Note that $TRS$ would first apply S (scaling), then apply R (rotation), and last apply T (translation).

We need to be careful with the order of the matrices.

Consider a vector $\mathbf{x}\in \mathbb{R}^2$. Let $P$ be projection matrix that projects $\mathbf{x}$ onto the x-axis and $R$ be a rotation matrix that rotates $\mathbf{x}$ by 30$^\circ$ about the origin. Note that $PR \ne RP$ where $PR$ first rotate the vector and then apply projection while $RP$ first projects the vector and then apply rotation.

Homework 7#

Homework 7 will allow you to explore these ideas by computing various transformation matrices. I will give you some 3D wireframe objects and you will compute the necessary matrices to create a simple animation.
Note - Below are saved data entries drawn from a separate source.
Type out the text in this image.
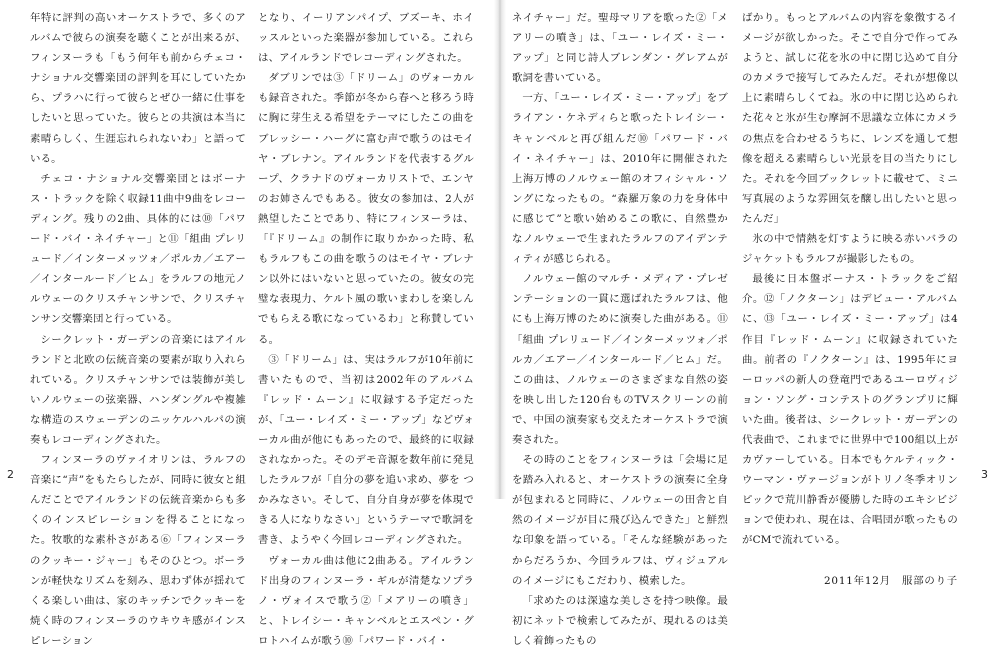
年特に評判の高いオーケストラで、多くのアルバムで彼らの演奏を聴くことが出来るが、フィンヌーラも「もう何年も前からチェコ・ナショナル交響楽団の評判を耳にしていたから、プラハに行って彼らとぜひ一緒に仕事をしたいと思っていた。彼らとの共演は本当に素晴らしく、生涯忘れられないわ」と語っている。

チェコ・ナショナル交響楽団とはボーナス・トラックを除く収録11曲中9曲をレコーディング。残りの2曲、具体的には⑩「パワード・バイ・ネイチャー」と⑪「組曲 プレリュード／インターメッツォ／ポルカ／エアー／インタールード／ヒム」をラルフの地元ノルウェーのクリスチャンサンで、クリスチャンサン交響楽団と行っている。

シークレット・ガーデンの音楽にはアイルランドと北欧の伝統音楽の要素が取り入れられている。クリスチャンサンでは装飾が美しいノルウェーの弦楽器、ハンダングルや複雑な構造のスウェーデンのニッケルハルパの演奏もレコーディングされた。

フィンヌーラのヴァイオリンは、ラルフの音楽に“声”をもたらしたが、同時に彼女と組んだことでアイルランドの伝統音楽からも多くのインスピレーションを得ることになった。牧歌的な素朴さがある⑥「フィンヌーラのクッキー・ジャー」もそのひとつ。ボーランが軽快なリズムを刻み、思わず体が揺れてくる楽しい曲は、家のキッチンでクッキーを焼く時のフィンヌーラのウキウキ感がインスピレーション

となり、イーリアンパイプ、ブズーキ、ホイッスルといった楽器が参加している。これらは、アイルランドでレコーディングされた。

ダブリンでは③「ドリーム」のヴォーカルも録音された。季節が冬から春へと移ろう時に胸に芽生える希望をテーマにしたこの曲をブレッシー・ハーグに富む声で歌うのはモイヤ・ブレナン。アイルランドを代表するグループ、クラナドのヴォーカリストで、エンヤのお姉さんでもある。彼女の参加は、2人が熱望したことであり、特にフィンヌーラは、「『ドリーム』の制作に取りかかった時、私もラルフもこの曲を歌うのはモイヤ・ブレナン以外にはいないと思っていたの。彼女の完璧な表現力、ケルト風の歌いまわしを楽しんでもらえる歌になっているわ」と称賛している。

③「ドリーム」は、実はラルフが10年前に書いたもので、当初は2002年のアルバム『レッド・ムーン』に収録する予定だったが、「ユー・レイズ・ミー・アップ」などヴォーカル曲が他にもあったので、最終的に収録されなかった。そのデモ音源を数年前に発見したラルフが「自分の夢を追い求め、夢を つかみなさい。そして、自分自身が夢を体現できる人になりなさい」というテーマで歌詞を書き、ようやく今回レコーディングされた。

ヴォーカル曲は他に2曲ある。アイルランド出身のフィンヌーラ・ギルが清楚なソプラノ・ヴォイスで歌う②「メアリーの噴き」と、トレイシー・キャンベルとエスペン・グロトハイムが歌う⑩「パワード・バイ・

2

ネイチャー」だ。聖母マリアを歌った②「メアリーの噴き」は、「ユー・レイズ・ミー・アップ」と同じ詩人ブレンダン・グレアムが歌詞を書いている。

一方、「ユー・レイズ・ミー・アップ」をブライアン・ケネディらと歌ったトレイシー・キャンベルと再び組んだ⑩「パワード・バイ・ネイチャー」は、2010年に開催された上海万博のノルウェー館のオフィシャル・ソングになったもの。“森羅万象の力を身体中に感じて”と歌い始めるこの歌に、自然豊かなノルウェーで生まれたラルフのアイデンティティが感じられる。

ノルウェー館のマルチ・メディア・プレゼンテーションの一貫に選ばれたラルフは、他にも上海万博のために演奏した曲がある。⑪「組曲 プレリュード／インターメッツォ／ポルカ／エアー／インタールード／ヒム」だ。この曲は、ノルウェーのさまざまな自然の姿を映し出した120台ものTVスクリーンの前で、中国の演奏家も交えたオーケストラで演奏された。

その時のことをフィンヌーラは「会場に足を踏み入れると、オーケストラの演奏に全身が包まれると同時に、ノルウェーの田舎と自然のイメージが目に飛び込んできた」と鮮烈な印象を語っている。「そんな経験があったからだろうか、今回ラルフは、ヴィジュアルのイメージにもこだわり、模索した。

「求めたのは深遠な美しさを持つ映像。最初にネットで検索してみたが、現れるのは美しく着飾ったもの

ばかり。もっとアルバムの内容を象徴するイメージが欲しかった。そこで自分で作ってみようと、試しに花を氷の中に閉じ込めて自分のカメラで接写してみたんだ。それが想像以上に素晴らしくてね。氷の中に閉じ込められた花々と氷が生む摩訶不思議な立体にカメラの焦点を合わせるうちに、レンズを通して想像を超える素晴らしい光景を目の当たりにした。それを今回ブックレットに載せて、ミニ写真展のような雰囲気を醸し出したいと思ったんだ」

氷の中で情熱を灯すように映る赤いバラのジャケットもラルフが撮影したもの。

最後に日本盤ボーナス・トラックをご紹介。⑫「ノクターン」はデビュー・アルバムに、⑬「ユー・レイズ・ミー・アップ」は4作目『レッド・ムーン』に収録されていた曲。前者の『ノクターン』は、1995年にヨーロッパの新人の登竜門であるユーロヴィジョン・ソング・コンテストのグランプリに輝いた曲。後者は、シークレット・ガーデンの代表曲で、これまでに世界中で100組以上がカヴァーしている。日本でもケルティック・ウーマン・ヴァージョンがトリノ冬季オリンピックで荒川静香が優勝した時のエキシビジョンで使われ、現在は、合唱団が歌ったものがCMで流れている。

2011年12月　服部のり子

3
Here is what your finished product will look like:

Application#

Physics Based Simulation

We use physics-based simulation to capture the real world phenomena.

By physices-based simulation, we often think about fluid, hair, cloth, etc.

Cloth Simulation

There are different methods to animate cloth.

Mass Spring System

We consider the cloth as a collection of particles interconnected with different types of springs to behave bending, shearing, etc. And Hooke’s Law and Newton’s 2nd Law are used as the equations of motion to capture the cloth behaviors.